I explain this a bit more above - do you understand the intent now?

Comment 5 Ian 'Hixie' Hickson 2011-08-15 04:44:55 UTC

<data> is a proposal, see bug 13240.

> 1. Allow search engine companies to determine if the data from the text
> override on the page matches the text that was overridden, thus providing an
> additional tool to combat nasty SEO practices. Hidden data is bad, so at least
> allowing a spider to examine if the hidden data and the non-hidden data match
> up is a good thing. For example if the value "14" is the override and
> "fourteen" is the overridden text, then a spider can reason that a) the data
> matches the text and b) the text was shown on the page at some point so is less
> likely to be data spam.

This is false. If it was possible for spiders to do this kind of reasoning in the first place, then spiders wouldn't need microdata. Indeed if tools were to decide whether or not to trust the microdata in a page based on non-microdata on the page, that tool would be in violation of the microdata processing rules.


> 2. It would allow debuggers, like the one built into Google Chrome, to
> highlight the sections of a page that particular pieces of data came from down
> to the exact span of text on the page.

The piece of data in the proposal would come from the attribute, not the element's contents. It certainly would allow a development tool to highlight the (possibly unrelated) contents of the element that happened to have the attribute, but that's not especially more useful than highlighting a <meta> element immediately before that same content, which is possible today.

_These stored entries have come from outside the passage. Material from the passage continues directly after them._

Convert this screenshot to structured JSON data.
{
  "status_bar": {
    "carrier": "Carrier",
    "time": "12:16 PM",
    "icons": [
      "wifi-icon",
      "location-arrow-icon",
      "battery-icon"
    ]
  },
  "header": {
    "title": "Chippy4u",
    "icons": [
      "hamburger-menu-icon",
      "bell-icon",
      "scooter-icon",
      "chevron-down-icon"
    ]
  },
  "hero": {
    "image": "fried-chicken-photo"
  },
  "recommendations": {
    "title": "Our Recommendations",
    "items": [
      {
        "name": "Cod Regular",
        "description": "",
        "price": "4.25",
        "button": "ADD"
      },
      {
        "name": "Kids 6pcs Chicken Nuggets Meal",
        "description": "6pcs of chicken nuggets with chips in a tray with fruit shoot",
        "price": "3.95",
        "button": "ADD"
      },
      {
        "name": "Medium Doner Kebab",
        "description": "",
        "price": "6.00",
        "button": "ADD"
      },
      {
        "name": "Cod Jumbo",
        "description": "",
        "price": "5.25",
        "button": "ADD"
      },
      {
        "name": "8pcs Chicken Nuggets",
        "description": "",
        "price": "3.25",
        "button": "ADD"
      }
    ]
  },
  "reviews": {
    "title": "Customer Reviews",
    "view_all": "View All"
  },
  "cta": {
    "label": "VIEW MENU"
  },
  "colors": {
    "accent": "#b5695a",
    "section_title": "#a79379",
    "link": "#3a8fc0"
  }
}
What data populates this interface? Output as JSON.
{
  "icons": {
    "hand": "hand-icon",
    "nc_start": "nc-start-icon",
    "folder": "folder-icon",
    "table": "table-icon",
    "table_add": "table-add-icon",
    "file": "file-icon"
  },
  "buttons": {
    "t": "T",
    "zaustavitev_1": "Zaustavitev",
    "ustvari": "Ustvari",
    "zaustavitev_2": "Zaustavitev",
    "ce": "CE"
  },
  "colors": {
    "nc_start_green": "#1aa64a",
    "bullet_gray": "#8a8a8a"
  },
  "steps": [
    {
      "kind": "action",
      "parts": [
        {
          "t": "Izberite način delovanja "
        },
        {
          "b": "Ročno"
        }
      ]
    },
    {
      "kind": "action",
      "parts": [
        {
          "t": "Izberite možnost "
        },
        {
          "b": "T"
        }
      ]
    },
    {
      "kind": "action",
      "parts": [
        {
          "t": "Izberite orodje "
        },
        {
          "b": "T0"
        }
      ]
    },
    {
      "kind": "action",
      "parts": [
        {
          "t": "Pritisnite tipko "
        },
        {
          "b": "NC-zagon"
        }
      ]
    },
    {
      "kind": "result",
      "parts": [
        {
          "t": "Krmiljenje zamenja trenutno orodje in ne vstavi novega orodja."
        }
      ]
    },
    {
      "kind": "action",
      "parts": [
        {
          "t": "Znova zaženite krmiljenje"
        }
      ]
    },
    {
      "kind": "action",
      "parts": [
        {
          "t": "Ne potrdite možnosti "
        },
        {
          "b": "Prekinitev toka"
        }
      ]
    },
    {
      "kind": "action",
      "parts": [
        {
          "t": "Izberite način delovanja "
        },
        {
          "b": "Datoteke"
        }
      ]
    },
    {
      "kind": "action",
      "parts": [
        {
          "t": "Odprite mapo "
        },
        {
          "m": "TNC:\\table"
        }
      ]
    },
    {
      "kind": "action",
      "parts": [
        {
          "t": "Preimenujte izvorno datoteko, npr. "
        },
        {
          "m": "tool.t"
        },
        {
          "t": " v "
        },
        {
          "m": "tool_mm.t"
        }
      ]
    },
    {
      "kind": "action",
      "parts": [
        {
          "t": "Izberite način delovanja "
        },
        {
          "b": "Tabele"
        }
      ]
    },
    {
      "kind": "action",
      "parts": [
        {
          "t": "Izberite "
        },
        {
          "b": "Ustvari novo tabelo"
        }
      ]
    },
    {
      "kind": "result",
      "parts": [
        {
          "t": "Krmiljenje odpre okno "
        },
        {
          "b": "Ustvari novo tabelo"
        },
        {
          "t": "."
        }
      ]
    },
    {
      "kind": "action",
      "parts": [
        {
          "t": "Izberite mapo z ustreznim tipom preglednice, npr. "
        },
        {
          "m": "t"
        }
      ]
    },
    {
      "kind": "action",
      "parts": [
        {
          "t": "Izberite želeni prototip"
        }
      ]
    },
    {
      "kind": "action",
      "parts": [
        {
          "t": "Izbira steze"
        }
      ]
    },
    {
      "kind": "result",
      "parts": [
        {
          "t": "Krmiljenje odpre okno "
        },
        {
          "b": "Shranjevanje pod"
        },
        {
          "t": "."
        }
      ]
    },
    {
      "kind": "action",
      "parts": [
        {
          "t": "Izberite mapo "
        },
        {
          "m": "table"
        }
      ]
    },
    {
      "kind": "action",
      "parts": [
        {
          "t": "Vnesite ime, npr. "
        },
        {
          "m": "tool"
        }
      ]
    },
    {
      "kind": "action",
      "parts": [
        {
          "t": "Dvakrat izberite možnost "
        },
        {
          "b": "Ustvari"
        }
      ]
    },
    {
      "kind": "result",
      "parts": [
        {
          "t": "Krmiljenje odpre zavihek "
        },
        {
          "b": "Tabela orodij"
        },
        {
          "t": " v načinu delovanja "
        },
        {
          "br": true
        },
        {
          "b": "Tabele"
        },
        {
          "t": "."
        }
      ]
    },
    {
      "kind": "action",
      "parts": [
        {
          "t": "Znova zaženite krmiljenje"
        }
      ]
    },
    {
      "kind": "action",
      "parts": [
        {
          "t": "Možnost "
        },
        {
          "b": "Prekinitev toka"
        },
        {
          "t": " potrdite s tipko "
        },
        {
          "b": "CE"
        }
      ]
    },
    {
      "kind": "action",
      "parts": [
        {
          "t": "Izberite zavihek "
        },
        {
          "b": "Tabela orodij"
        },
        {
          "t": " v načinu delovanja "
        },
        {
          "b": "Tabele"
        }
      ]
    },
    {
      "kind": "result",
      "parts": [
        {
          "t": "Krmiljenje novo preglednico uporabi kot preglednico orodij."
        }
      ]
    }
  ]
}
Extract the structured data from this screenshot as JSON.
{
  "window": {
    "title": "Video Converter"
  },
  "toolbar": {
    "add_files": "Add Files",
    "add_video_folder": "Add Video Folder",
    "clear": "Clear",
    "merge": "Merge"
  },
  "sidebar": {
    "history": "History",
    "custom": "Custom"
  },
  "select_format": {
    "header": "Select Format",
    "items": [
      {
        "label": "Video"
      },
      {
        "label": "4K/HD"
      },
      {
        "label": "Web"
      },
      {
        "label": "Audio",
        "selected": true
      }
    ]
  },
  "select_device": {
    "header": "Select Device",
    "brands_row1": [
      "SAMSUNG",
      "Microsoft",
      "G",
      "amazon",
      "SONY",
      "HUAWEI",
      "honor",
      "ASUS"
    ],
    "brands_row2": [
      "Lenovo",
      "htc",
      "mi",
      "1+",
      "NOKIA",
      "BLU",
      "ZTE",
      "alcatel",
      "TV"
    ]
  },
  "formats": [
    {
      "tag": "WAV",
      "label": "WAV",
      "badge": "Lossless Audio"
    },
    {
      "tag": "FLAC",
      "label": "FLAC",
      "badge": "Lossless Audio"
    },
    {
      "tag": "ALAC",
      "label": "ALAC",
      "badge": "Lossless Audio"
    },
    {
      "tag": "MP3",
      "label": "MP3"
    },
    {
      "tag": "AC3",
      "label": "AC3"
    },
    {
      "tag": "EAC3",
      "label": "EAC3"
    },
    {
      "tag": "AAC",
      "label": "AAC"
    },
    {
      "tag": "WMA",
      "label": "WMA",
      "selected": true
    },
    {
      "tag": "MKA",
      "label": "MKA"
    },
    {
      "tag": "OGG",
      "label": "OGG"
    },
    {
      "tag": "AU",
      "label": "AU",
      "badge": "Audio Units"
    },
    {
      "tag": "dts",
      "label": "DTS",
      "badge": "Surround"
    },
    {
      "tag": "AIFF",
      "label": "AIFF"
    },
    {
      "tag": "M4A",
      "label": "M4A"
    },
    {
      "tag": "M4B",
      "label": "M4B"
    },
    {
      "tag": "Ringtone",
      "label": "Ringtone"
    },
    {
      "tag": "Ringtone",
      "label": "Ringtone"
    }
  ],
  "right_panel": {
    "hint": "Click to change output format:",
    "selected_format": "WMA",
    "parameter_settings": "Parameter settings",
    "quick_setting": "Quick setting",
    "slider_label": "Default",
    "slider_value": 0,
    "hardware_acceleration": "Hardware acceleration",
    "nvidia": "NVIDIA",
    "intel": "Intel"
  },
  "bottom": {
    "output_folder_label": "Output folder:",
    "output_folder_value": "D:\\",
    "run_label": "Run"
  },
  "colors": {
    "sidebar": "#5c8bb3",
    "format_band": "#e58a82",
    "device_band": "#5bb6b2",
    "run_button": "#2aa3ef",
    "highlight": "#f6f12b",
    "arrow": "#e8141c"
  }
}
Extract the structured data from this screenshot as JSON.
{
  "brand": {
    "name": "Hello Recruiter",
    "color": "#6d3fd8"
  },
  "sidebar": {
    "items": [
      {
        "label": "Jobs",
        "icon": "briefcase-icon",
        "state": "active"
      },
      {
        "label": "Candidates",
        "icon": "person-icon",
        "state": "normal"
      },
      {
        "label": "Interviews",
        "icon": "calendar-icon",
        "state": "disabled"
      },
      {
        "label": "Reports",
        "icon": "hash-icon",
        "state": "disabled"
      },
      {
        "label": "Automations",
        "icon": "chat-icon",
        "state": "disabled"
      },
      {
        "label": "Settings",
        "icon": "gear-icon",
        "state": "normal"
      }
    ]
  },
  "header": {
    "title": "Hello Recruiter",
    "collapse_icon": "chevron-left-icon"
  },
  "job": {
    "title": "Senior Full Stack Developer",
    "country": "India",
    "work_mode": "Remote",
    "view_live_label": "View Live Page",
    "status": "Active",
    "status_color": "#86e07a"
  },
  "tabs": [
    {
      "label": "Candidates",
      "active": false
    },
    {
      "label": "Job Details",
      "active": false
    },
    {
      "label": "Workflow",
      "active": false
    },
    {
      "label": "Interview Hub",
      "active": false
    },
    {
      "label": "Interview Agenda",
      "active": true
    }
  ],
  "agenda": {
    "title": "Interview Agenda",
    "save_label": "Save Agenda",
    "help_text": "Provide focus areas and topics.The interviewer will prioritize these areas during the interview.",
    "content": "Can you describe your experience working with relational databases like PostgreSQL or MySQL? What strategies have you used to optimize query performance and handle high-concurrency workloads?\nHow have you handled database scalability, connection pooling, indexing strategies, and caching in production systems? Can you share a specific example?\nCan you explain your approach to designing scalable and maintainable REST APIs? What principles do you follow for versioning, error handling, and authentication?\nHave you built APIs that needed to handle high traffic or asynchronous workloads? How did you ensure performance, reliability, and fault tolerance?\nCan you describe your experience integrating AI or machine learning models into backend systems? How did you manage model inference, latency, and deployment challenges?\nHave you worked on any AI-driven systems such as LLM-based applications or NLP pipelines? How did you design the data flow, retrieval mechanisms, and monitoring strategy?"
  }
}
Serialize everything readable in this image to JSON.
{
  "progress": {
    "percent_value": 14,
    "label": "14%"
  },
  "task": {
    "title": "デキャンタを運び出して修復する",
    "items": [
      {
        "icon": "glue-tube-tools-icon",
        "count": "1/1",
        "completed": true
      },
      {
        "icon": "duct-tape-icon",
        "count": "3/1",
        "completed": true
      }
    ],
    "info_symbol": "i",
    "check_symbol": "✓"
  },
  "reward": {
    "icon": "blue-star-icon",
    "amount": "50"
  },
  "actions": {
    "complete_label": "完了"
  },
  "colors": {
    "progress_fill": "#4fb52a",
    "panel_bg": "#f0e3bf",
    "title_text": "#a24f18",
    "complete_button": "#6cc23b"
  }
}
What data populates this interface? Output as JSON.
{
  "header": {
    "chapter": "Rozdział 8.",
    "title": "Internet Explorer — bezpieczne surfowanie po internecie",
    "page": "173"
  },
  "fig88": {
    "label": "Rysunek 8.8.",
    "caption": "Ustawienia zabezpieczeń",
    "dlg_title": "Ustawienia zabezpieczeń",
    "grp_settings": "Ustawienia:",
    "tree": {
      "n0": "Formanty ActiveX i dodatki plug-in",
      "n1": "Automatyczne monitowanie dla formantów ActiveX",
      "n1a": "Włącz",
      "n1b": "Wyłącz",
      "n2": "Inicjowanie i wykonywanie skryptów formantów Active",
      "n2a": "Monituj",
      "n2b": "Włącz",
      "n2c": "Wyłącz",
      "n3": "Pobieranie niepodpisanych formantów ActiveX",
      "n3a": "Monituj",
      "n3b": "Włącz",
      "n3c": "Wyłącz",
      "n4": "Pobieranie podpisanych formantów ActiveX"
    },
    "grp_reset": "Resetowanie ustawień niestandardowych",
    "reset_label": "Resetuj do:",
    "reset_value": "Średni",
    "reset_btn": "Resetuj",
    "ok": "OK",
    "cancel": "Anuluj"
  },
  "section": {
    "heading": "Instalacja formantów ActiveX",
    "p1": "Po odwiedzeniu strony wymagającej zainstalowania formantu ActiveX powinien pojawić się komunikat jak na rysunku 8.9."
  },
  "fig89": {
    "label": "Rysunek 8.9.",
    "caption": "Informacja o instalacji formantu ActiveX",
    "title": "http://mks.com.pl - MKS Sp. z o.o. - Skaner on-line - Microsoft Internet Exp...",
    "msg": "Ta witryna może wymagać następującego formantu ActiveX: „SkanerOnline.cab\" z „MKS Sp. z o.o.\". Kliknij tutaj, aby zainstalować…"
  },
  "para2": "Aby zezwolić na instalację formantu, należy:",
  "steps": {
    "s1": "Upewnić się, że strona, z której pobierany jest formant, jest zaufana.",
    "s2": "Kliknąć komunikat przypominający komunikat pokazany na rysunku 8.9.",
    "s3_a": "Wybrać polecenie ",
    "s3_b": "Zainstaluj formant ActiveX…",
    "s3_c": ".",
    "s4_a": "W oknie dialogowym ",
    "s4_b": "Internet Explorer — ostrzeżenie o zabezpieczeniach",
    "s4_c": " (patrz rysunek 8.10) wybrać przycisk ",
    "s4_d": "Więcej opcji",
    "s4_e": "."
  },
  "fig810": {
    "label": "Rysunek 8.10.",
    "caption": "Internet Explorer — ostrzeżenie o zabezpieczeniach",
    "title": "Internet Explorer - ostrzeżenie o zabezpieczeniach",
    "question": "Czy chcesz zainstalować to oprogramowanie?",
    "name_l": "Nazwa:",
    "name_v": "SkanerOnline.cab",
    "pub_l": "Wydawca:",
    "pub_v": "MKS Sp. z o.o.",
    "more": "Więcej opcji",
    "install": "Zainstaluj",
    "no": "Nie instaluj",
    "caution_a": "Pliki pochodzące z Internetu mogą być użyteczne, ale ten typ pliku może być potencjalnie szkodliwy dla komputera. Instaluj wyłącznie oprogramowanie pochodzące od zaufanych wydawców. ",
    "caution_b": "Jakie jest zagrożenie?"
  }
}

EDITOR'S RESPONSE: This is an Editor's Response to your comment. If you are satisfied with this response, please change the state of this bug to CLOSED. If you have additional information and would like the editor to reconsider, please reopen this bug. If you would like to escalate the issue to the full HTML Working Group, please add the TrackerRequest keyword to this bug, and suggest title and text for the tracker issue; or you may create a tracker issue yourself, if you are able to do so. For more details, see this document:
   http://dev.w3.org/html5/decision-policy/decision-policy.html

Status: Rejected
Change Description: no spec change
Rationale: Use cases are still not compelling.

Comment 6 Manu Sporny 2011-08-21 18:45:28 UTC

> This is false. If it was possible for spiders to do this kind of reasoning in
> the first place, then spiders wouldn't need microdata. Indeed if tools were to
> decide whether or not to trust the microdata in a page based on non-microdata
> on the page, that tool would be in violation of the microdata processing rules.

I don't understand why you wrote the first and second sentence above - please elaborate on what you mean.

The third sentence seems to be a layer violation - what a higher-level application does with Microdata and non-Microdata on the page has nothing to do with the Microdata processing rules. I don't remember reading anything that limited what a higher-level application does with the Microdata in a page in the Microdata spec. Do you have a link to that language?

>> 2. It would allow debuggers, like the one built into Google Chrome, to
>> highlight the sections of a page that particular pieces of data came from 
>> down to the exact span of text on the page.
>
> The piece of data in the proposal would come from the attribute, not the
> element's contents. It certainly would allow a development tool to highlight
> the (possibly unrelated) contents of the element that happened to have the
> attribute, but that's not especially more useful than highlighting a <meta>
> element immediately before that same content, which is possible today.

Having a WYSIWYG editor that highlighted the exact text that is associated with the word "fourteen" and the data "14" retrieved from the page would be helpful. Having a spider understand that the on-page data doesn't deviate from the "hidden" data in the page would also be useful. The fact remains that <meta> does not allow you to do that.

The resolution does not address my concerns, but I will not be pursuing the matter further as this shortcoming has been raised repeatedly and the answer has always been the same.